De discussie spitste zich toe op de wijze waarop de EU ondersteuning kan bieden aan het vredesproces onder leiding van León. Indien León er in zou slagen een eenheidsregering en een staakt-het-vuren tot stand te brengen, zal de EU moeten bezien op welke wijze invulling wordt gegeven aan de verbetering van de humanitaire, economische en veiligheidssituatie ter ondersteuning van de eenheidsregering. Gezien de urgentie en de wens snel in te kunnen spelen op de ontwikkelingen en klaar te staan met concrete ondersteuning zodra León een positief onderhandelingsresultaat bereikt, is de HV verzocht zo spoedig mogelijk concrete beleidsopties aan de Raad voor te leggen. Indien mogelijk zou dit reeds tijdens de RBZ van april a.s. moeten geschieden.

Binnen de uit te werken opties zal ook inzet van één of meerdere instrumenten uit het Gemeenschappelijk veiligheids- en defensiebeleid (GVDB) meegewogen worden. Hierbij valt onder meer te denken aan monitoring van een staakt-het-vuren, van de naleving van het wapenembargo of verificatie van oliesmokkel. De bescherming van kritieke infrastructuur of grenscontrole kunnen ook aan de orde komen. De precieze opties moeten nog worden uitgewerkt. Op Nederlands initiatief wordt daarbij ingezet op inbedding van de beleidsopties een brede en geïntegreerde strategie, die rekening houdt met de regionale context en sleutelpartners. De ministers waren het erover eens dat de EU een ondersteunende rol moet spelen die aansluit op het VN-geleide proces.

Naast steun aan een mogelijke eenheidsregering is ook gesproken over het handhaven van druk op de diverse partijen, onder meer door overname van de criteria uit VN‑Veiligheidsraadresolutie 2174. Hierdoor wordt het mogelijk om sancties in te stellen tegen individuen die dit proces proberen te saboteren of bijdragen aan instabiliteit. Het kabinet acht het van belang dat de EU op een constructieve en daadkrachtige manier bijdraagt aan een oplossing, in goed overleg met betrokken partners. De HV zal de Europese Raad van 19-20 maart informeren over de discussie in de RBZ.

Migratie

De Raad besprak in een informele lunch over de toekomst van de Europese agenda voor migratie in aanwezigheid van de Eurocommissaris voor Migratie, Binnenlandse Zaken en Burgerschap, Dimitris Avramopoulos. De Commissaris vroeg aandacht voor de talloze menselijke tragedies die plaatsvinden op de Middellandse Zee en die naar verwachting zullen toenemen wanneer de weersomstandigheden verbeteren in de lente. De discussie bouwde voort op de uitkomsten van de JBZ-raad van 12 maart jl. en zal dienen als input voor de Europese Migratieagenda die binnen de Commissie wordt opgesteld. Hierbij gelden de vier prioriteiten van de agenda van Juncker als uitgangspunt: 1) versterking van het Europees asielbeleid, 2) creatie van een raamwerk voor legale migratie, 3) tegengaan van illegale migratie, 4) versterken van veiligheid aan de buitengrenzen van de EU.

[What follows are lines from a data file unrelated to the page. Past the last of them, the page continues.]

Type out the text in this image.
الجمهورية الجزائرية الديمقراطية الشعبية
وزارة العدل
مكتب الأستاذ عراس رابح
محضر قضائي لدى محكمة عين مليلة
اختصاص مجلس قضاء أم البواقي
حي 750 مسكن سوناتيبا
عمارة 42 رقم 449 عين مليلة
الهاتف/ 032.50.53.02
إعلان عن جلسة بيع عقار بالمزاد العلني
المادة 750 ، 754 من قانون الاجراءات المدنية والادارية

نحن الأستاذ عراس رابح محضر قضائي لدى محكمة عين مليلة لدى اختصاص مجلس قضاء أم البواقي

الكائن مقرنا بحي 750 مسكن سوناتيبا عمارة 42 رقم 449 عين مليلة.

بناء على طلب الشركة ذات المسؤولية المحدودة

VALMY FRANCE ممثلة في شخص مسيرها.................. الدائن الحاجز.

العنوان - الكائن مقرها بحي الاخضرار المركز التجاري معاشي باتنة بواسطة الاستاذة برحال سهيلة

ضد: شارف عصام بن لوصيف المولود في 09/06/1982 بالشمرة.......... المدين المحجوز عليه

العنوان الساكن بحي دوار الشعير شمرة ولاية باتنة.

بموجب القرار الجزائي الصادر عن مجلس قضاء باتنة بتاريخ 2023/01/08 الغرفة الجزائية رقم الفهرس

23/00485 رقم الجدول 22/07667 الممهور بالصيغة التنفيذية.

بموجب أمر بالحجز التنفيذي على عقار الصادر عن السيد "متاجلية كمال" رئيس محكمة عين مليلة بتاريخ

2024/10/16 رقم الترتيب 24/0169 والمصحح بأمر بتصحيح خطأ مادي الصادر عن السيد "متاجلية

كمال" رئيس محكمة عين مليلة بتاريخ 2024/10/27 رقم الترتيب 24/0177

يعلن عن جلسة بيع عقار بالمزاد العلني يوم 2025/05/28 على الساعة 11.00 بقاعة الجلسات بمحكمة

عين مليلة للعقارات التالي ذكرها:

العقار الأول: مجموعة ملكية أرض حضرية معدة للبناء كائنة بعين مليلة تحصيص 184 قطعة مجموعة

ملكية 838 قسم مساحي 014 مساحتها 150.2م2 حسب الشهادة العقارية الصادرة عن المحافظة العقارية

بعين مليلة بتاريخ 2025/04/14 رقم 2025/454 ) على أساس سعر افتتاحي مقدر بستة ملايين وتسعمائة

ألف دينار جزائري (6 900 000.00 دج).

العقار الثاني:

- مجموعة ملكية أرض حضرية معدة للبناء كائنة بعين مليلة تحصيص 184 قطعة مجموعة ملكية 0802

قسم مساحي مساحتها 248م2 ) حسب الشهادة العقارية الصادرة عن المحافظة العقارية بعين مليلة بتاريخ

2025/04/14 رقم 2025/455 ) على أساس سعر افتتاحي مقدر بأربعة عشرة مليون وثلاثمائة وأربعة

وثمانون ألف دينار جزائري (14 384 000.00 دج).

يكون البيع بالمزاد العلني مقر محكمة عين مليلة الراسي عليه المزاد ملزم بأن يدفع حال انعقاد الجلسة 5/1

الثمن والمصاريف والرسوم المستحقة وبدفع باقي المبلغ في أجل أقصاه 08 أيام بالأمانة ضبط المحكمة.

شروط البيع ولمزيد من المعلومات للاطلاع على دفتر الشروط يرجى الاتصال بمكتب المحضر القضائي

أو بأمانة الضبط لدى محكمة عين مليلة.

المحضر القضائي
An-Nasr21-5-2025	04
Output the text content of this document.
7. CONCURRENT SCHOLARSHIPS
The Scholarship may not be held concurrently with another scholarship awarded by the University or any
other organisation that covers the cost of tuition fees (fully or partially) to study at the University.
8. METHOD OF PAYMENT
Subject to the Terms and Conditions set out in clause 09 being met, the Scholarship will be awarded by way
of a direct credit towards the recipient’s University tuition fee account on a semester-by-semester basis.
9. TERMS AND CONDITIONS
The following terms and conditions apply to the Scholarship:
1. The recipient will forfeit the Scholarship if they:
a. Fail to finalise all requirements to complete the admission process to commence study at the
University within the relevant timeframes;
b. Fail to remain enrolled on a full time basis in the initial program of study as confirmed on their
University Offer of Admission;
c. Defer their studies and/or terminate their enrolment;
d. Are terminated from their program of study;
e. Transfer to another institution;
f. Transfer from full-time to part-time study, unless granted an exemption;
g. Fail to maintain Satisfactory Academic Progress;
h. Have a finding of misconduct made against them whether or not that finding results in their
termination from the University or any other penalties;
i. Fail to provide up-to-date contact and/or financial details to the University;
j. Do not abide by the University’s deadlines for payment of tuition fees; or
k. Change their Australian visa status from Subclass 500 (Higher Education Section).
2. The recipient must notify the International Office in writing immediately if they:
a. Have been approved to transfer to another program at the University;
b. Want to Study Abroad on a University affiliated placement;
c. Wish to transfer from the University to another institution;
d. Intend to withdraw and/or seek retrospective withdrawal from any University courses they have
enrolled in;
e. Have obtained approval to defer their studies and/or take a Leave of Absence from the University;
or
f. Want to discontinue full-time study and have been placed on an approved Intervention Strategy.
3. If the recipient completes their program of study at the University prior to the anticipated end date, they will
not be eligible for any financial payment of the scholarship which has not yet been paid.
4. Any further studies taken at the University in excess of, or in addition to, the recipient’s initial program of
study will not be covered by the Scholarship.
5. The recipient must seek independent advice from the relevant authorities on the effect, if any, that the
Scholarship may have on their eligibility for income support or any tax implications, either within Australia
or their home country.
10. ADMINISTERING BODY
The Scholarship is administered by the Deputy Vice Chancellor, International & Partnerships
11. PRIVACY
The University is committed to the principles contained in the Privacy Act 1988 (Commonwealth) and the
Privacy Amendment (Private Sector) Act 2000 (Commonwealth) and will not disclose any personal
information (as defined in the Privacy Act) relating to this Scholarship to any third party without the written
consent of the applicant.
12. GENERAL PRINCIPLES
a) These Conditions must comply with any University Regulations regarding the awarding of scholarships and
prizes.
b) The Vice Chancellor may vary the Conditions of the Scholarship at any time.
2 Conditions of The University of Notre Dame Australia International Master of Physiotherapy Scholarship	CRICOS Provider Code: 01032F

De focus van de discussie lag op migratie vanuit noordelijk Afrika; een regio die als gevolg van de crises volgend op de Arabische lente gebukt gaat onder instabiliteit. Enkele ministers spraken meer specifiek hun bezorgdheid uit over de situatie in Libië. De regio heeft te maken met een lange geschiedenis als transitregio voor migratie en ondervindt de gevolgen van een diepgewortelde en grensoverschrijdende smokkeleconomie, beheerst door georganiseerde misdaad. Met name de zuidelijke EU-lidstaten riepen op tot urgentie gezien de grote inkomende migrantenstroom die ze ondervinden. De HV suggereerde de mogelijkheid een gezamenlijke bijeenkomst van de RBZ en de JBZ-raad te organiseren, bij voorkeur nog voor de zomer.

Meerdere ministers, waar onder de Nederlandse, pleitten voor een beter geïntegreerde aanpak van de migratieproblematiek. Afbrokkelend maatschappelijk draagvlak in de EU voor instroom van asielzoekers en migranten, gecombineerd met zorgen over terrorisme en veiligheid en een toename van de toestroom van migranten, nopen in de ogen van meerdere ministers tot een kritische blik op de houdbaarheid van het huidige asiel- en migratiesysteem. Commissaris Avramopoulos presenteerde drie concrete ideeën: 1) het versterken van de banden tussen EU en landen van oorsprong, mede in het kader van regionale processen 2) bescherming van migranten en het verlenen van asiel aan hen die daarvoor in aanmerking komen moet centraal staan in het externe beleid ten opzichte van migratieroutes 3) mogelijkheden verkennen voor gereguleerde migratie, onder meer via mobiliteitspartnerschappen. Verder benoemde de Commissaris meerdere gebieden waarop actie was vereist, zoals de strijd tegen criminele netwerken, versterking van het grensbeheer, solidariteit met mensen in nood, beter gebruik van ontwikkelingssamenwerking, hervestiging, en een effectief terugkeerbeleid. Enkele voegden daar het tegengaan van smokkel en versterking van grensbewaking aan toe. Ook diende de relatie met terrorisme en terrorismefinanciering niet uit het oog verloren te worden.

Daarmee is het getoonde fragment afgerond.